И.я «дую» за Васьком в обход озера. Мой приятель на любое дело всегда готов. И бабка Ненила не возражает.
— Ладно, идите. Раз надо, то надо.
Натянул Васек кожаные чулки, подвязал покрепче витой бечевкой.
— Двинули!
Степан Осипов просиял от удовольствия, едва завидел басовитого паренька на подходе к землянке.
— Помочь нам не возражаешь?
— Я пришел.
— Кашеварить умеешь?
— Хо! Сказал тоже!
Васек так небрежно и густо пустил свое «хо», что насчет его поварских способностей никакого сомнения не остается.
— Полтинник на день будем платить, и питаться с нами вместе из артельного котла, — доводит Осипов все существенные вопросы до ясной точки.

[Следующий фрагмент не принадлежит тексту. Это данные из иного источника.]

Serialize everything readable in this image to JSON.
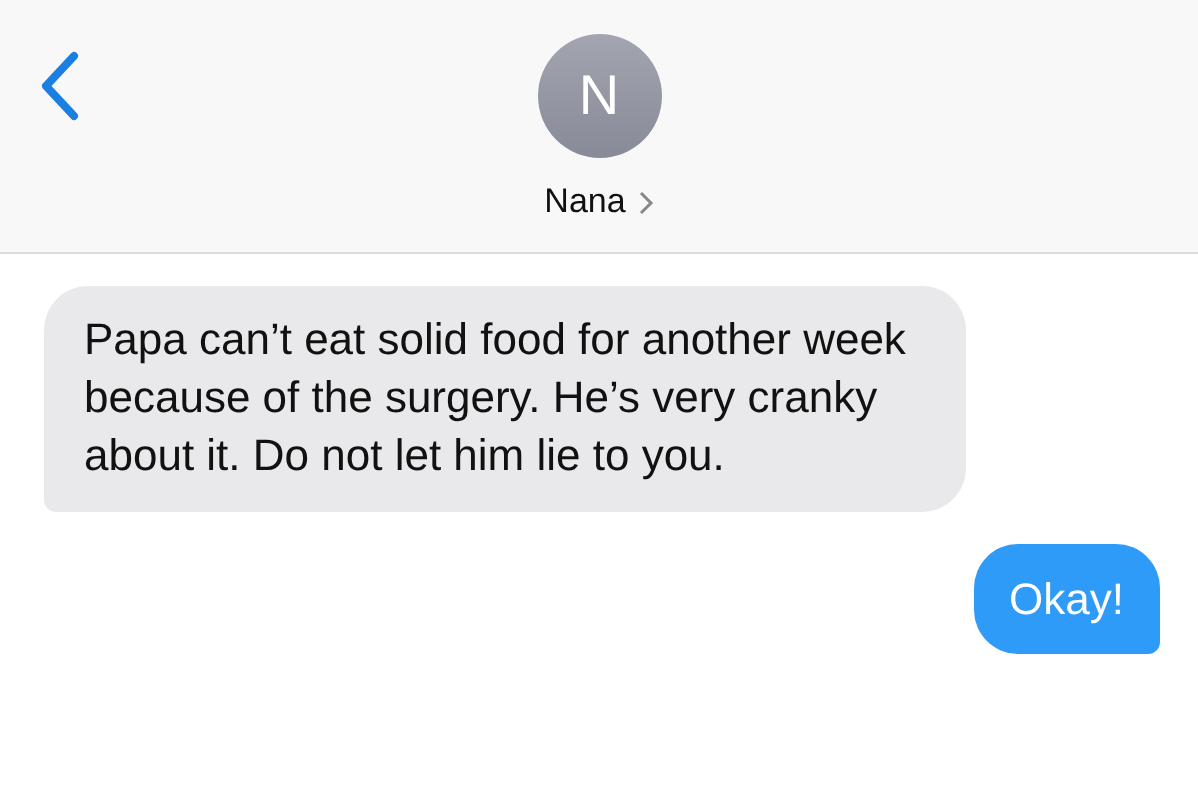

— А я не спрашиваю, сколько платить будете… Показывай, где харчи бережешь. Это здесь… Это здесь, — просматривает, принимает у меня кружки, ложки, хлеб и говядину.
— До свиданья! За кашей встретимся, — кричит Ленька, уходя на делянку, подталкивая меня коленкой в мягкое место. — Готовь обед с наваром!
— Вершинки хорошенько очищайте, — недовольный игривым тоном, хмуро гудит Васек вдогонку.
Главный вопрос решается в дороге. Идет перестановка-перетасовка. Старший Зинцов предлагает, а Степан Осипов без долгих слов одобряет предложение, что пилить им надо парой.